At this event, he asked why we do not see any of the signs of an innovation boom in health care that we saw with personal computers and the Internet. No spectacular new companies. No surge in demand for life sciences knowhow comparable to the surge in demand for computer programming skills. As he wrote last year, he believes that the FDA’s requirement that new treatments be more efficacious than old ones has the effect of stifling disruptive innovation, in which new products first gain traction on the basis of lower price rather than better quality.
Others at the panel pointed out that it may not be the FDA that dictates the innovation pattern. It may be the fact that third party payments dominate American health care. Patients who are not paying for their own health care are not going to provide a market for radically cheaper treatments. And insurance companies are not going to want to pay for radically better treatments that cost a lot. So the only innovations that survive are incremental ones.

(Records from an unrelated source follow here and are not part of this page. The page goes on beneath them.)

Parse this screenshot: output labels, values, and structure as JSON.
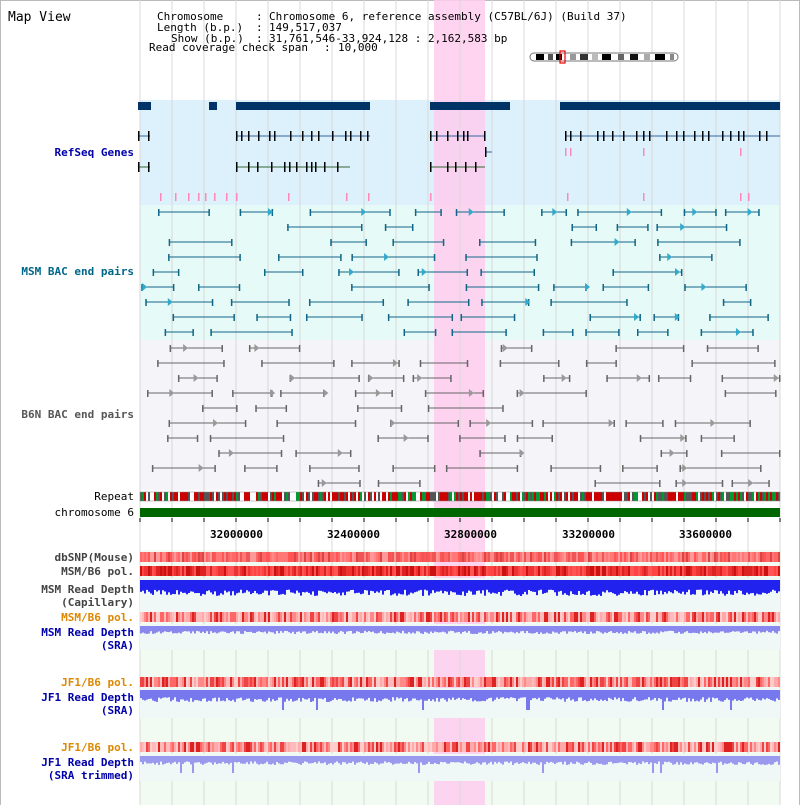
{
  "title": "Map View",
  "header": {
    "chromosome_key": "Chromosome",
    "chromosome_val": "Chromosome 6, reference assembly (C57BL/6J) (Build 37)",
    "length_key": "Length (b.p.)",
    "length_val": "149,517,037",
    "show_key": "Show (b.p.)",
    "show_val": "31,761,546-33,924,128 : 2,162,583 bp",
    "span_key": "Read coverage check span",
    "span_val": "10,000"
  },
  "tracks": {
    "refseq": "RefSeq Genes",
    "msm_bac": "MSM BAC end pairs",
    "b6n_bac": "B6N BAC end pairs",
    "repeat": "Repeat",
    "chromosome": "chromosome 6",
    "dbsnp": "dbSNP(Mouse)",
    "msm_b6_pol_1": "MSM/B6 pol.",
    "msm_depth_cap_1": "MSM Read Depth",
    "msm_depth_cap_2": "(Capillary)",
    "msm_b6_pol_2": "MSM/B6 pol.",
    "msm_depth_sra_1": "MSM Read Depth",
    "msm_depth_sra_2": "(SRA)",
    "jf1_b6_pol_1": "JF1/B6 pol.",
    "jf1_depth_sra_1": "JF1 Read Depth",
    "jf1_depth_sra_2": "(SRA)",
    "jf1_b6_pol_2": "JF1/B6 pol.",
    "jf1_depth_trim_1": "JF1 Read Depth",
    "jf1_depth_trim_2": "(SRA trimmed)"
  },
  "axis": {
    "ticks": [
      "32000000",
      "32400000",
      "32800000",
      "33200000",
      "33600000"
    ]
  },
  "colors": {
    "refseq_label": "#0000aa",
    "msm_label": "#006688",
    "b6n_label": "#555555",
    "pol_label": "#dd8800",
    "depth_label": "#0000aa",
    "highlight": "#ffccee",
    "chromosome_bar": "#006600"
  }
}
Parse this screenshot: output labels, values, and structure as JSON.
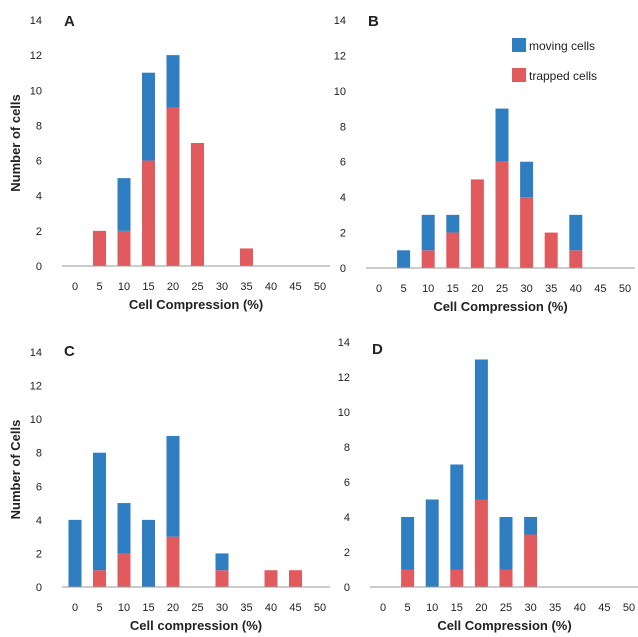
{
  "colors": {
    "moving": "#2f7ec2",
    "trapped": "#e05a5e",
    "axis": "#9a9a9a"
  },
  "legend": [
    {
      "name": "moving cells",
      "color": "#2f7ec2"
    },
    {
      "name": "trapped cells",
      "color": "#e05a5e"
    }
  ],
  "chart_data": [
    {
      "type": "bar",
      "panel": "A",
      "xlabel": "Cell Compression (%)",
      "ylabel": "Number of cells",
      "categories": [
        "0",
        "5",
        "10",
        "15",
        "20",
        "25",
        "30",
        "35",
        "40",
        "45",
        "50"
      ],
      "ylim": [
        0,
        14
      ],
      "yticks": [
        "0",
        "2",
        "4",
        "6",
        "8",
        "10",
        "12",
        "14"
      ],
      "series": [
        {
          "name": "trapped cells",
          "values": [
            0,
            2,
            2,
            6,
            9,
            7,
            0,
            1,
            0,
            0,
            0
          ]
        },
        {
          "name": "moving cells",
          "values": [
            0,
            0,
            3,
            5,
            3,
            0,
            0,
            0,
            0,
            0,
            0
          ]
        }
      ]
    },
    {
      "type": "bar",
      "panel": "B",
      "xlabel": "Cell Compression (%)",
      "ylabel": "",
      "categories": [
        "0",
        "5",
        "10",
        "15",
        "20",
        "25",
        "30",
        "35",
        "40",
        "45",
        "50"
      ],
      "ylim": [
        0,
        14
      ],
      "yticks": [
        "0",
        "2",
        "4",
        "6",
        "8",
        "10",
        "12",
        "14"
      ],
      "series": [
        {
          "name": "trapped cells",
          "values": [
            0,
            0,
            1,
            2,
            5,
            6,
            4,
            2,
            1,
            0,
            0
          ]
        },
        {
          "name": "moving cells",
          "values": [
            0,
            1,
            2,
            1,
            0,
            3,
            2,
            0,
            2,
            0,
            0
          ]
        }
      ]
    },
    {
      "type": "bar",
      "panel": "C",
      "xlabel": "Cell compression (%)",
      "ylabel": "Number of Cells",
      "categories": [
        "0",
        "5",
        "10",
        "15",
        "20",
        "25",
        "30",
        "35",
        "40",
        "45",
        "50"
      ],
      "ylim": [
        0,
        14
      ],
      "yticks": [
        "0",
        "2",
        "4",
        "6",
        "8",
        "10",
        "12",
        "14"
      ],
      "series": [
        {
          "name": "trapped cells",
          "values": [
            0,
            1,
            2,
            0,
            3,
            0,
            1,
            0,
            1,
            1,
            0
          ]
        },
        {
          "name": "moving cells",
          "values": [
            4,
            7,
            3,
            4,
            6,
            0,
            1,
            0,
            0,
            0,
            0
          ]
        }
      ]
    },
    {
      "type": "bar",
      "panel": "D",
      "xlabel": "Cell Compression (%)",
      "ylabel": "",
      "categories": [
        "0",
        "5",
        "10",
        "15",
        "20",
        "25",
        "30",
        "35",
        "40",
        "45",
        "50"
      ],
      "ylim": [
        0,
        14
      ],
      "yticks": [
        "0",
        "2",
        "4",
        "6",
        "8",
        "10",
        "12",
        "14"
      ],
      "series": [
        {
          "name": "trapped cells",
          "values": [
            0,
            1,
            0,
            1,
            5,
            1,
            3,
            0,
            0,
            0,
            0
          ]
        },
        {
          "name": "moving cells",
          "values": [
            0,
            3,
            5,
            6,
            8,
            3,
            1,
            0,
            0,
            0,
            0
          ]
        }
      ]
    }
  ]
}
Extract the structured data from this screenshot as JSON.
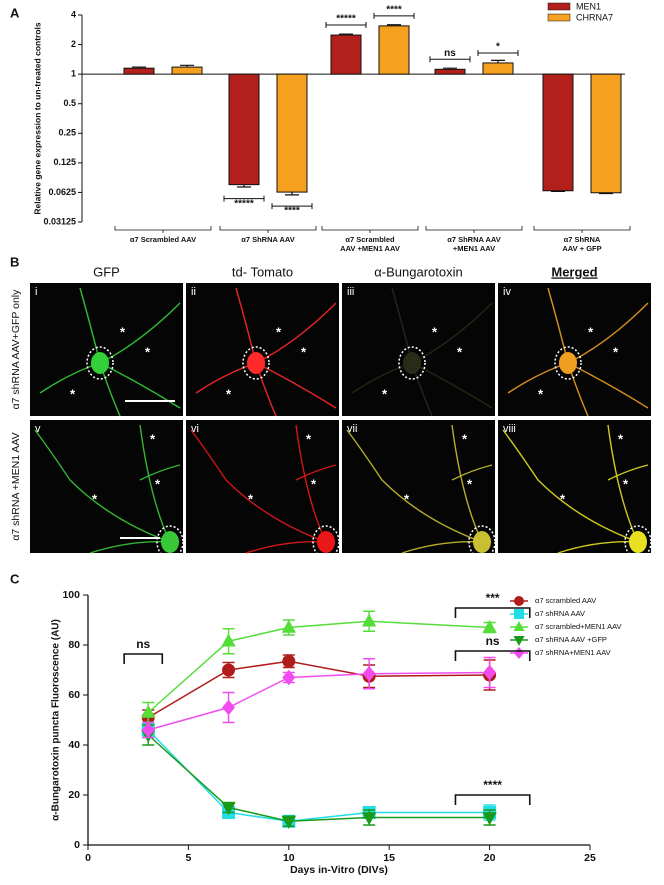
{
  "chart_data": [
    {
      "type": "bar",
      "panel_label": "A",
      "y_label": "Relative gene expression to un-treated controls",
      "log_base": 2,
      "baseline": 1,
      "ylim": [
        0.03125,
        4
      ],
      "yticks": [
        0.03125,
        0.0625,
        0.125,
        0.25,
        0.5,
        1,
        2,
        4
      ],
      "legend": "top-right",
      "categories": [
        [
          "α7 Scrambled AAV"
        ],
        [
          "α7 ShRNA AAV"
        ],
        [
          "α7 Scrambled",
          "AAV +MEN1 AAV"
        ],
        [
          "α7 ShRNA AAV",
          "+MEN1 AAV"
        ],
        [
          "α7 ShRNA",
          "AAV + GFP"
        ]
      ],
      "series": [
        {
          "name": "MEN1",
          "color": "#b3201c",
          "values": [
            1.15,
            0.075,
            2.5,
            1.12,
            0.065
          ],
          "errors": [
            0.03,
            0.004,
            0.06,
            0.03,
            0.001
          ]
        },
        {
          "name": "CHRNA7",
          "color": "#f5a01e",
          "values": [
            1.18,
            0.063,
            3.1,
            1.3,
            0.062
          ],
          "errors": [
            0.05,
            0.004,
            0.08,
            0.08,
            0.001
          ]
        }
      ],
      "annotations": [
        "*****",
        "****",
        "ns",
        "*",
        "*****",
        "****"
      ]
    },
    {
      "type": "line",
      "panel_label": "C",
      "x_label": "Days in-Vitro (DIVs)",
      "y_label": "α-Bungarotoxin puncta Fluoroscence (AU)",
      "xlim": [
        0,
        25
      ],
      "xticks": [
        0,
        5,
        10,
        15,
        20,
        25
      ],
      "ylim": [
        0,
        100
      ],
      "yticks": [
        0,
        20,
        40,
        60,
        80,
        100
      ],
      "legend": "top-right",
      "x": [
        3,
        7,
        10,
        14,
        20
      ],
      "series": [
        {
          "name": "α7 scrambled AAV",
          "color": "#b01c1c",
          "marker": "circle",
          "values": [
            51,
            70,
            73.5,
            67.5,
            68
          ],
          "errors": [
            3,
            3,
            2.5,
            4.5,
            6
          ]
        },
        {
          "name": "α7 shRNA AAV",
          "color": "#22dde6",
          "marker": "square",
          "values": [
            46,
            13,
            9.5,
            13,
            13
          ],
          "errors": [
            3,
            2,
            2,
            2,
            3
          ]
        },
        {
          "name": "α7 scrambled+MEN1 AAV",
          "color": "#55dd3a",
          "marker": "triangle-up",
          "values": [
            53,
            81.5,
            87,
            89.5,
            87
          ],
          "errors": [
            4,
            5,
            3,
            4,
            2
          ]
        },
        {
          "name": "α7 shRNA AAV +GFP",
          "color": "#1a9a1a",
          "marker": "triangle-down",
          "values": [
            44,
            15,
            9.5,
            11,
            11
          ],
          "errors": [
            4,
            2,
            2,
            3,
            3
          ]
        },
        {
          "name": "α7 shRNA+MEN1 AAV",
          "color": "#f04cf0",
          "marker": "diamond",
          "values": [
            46,
            55,
            67,
            68.5,
            69
          ],
          "errors": [
            3,
            6,
            2,
            6,
            6
          ]
        }
      ],
      "annotations": [
        "ns",
        "***",
        "ns",
        "****"
      ]
    }
  ],
  "images": {
    "panel_label": "B",
    "columns": [
      "GFP",
      "td- Tomato",
      "α-Bungarotoxin",
      "Merged"
    ],
    "rows": [
      "α7  shRNA AAV+GFP only",
      "α7  shRNA +MEN1 AAV"
    ],
    "numerals": [
      "i",
      "ii",
      "iii",
      "iv",
      "v",
      "vi",
      "vii",
      "viii"
    ],
    "marker": "*"
  }
}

However, I want to go back to the original question of why we do not see an innovation boom. My thoughts:
1. My guess is that we have not yet reached a point where all the pieces are in place to produce an innovation boom. Remember that it took several decades to go from the invention of the transistor to the appearance of the personal computer.
2. We do not have an institutional breeding ground for biotech innovation. No equivalent of Bell Labs, or Xerox PARC or the Homebrew Computer Club.
3. Someone in the audience asked a provocative question about whether some other country provides a role model, which country provides a role model for health care innovation? If you thought that the only roadblocks were American customs and regulations, health care innovation would take place in other countries.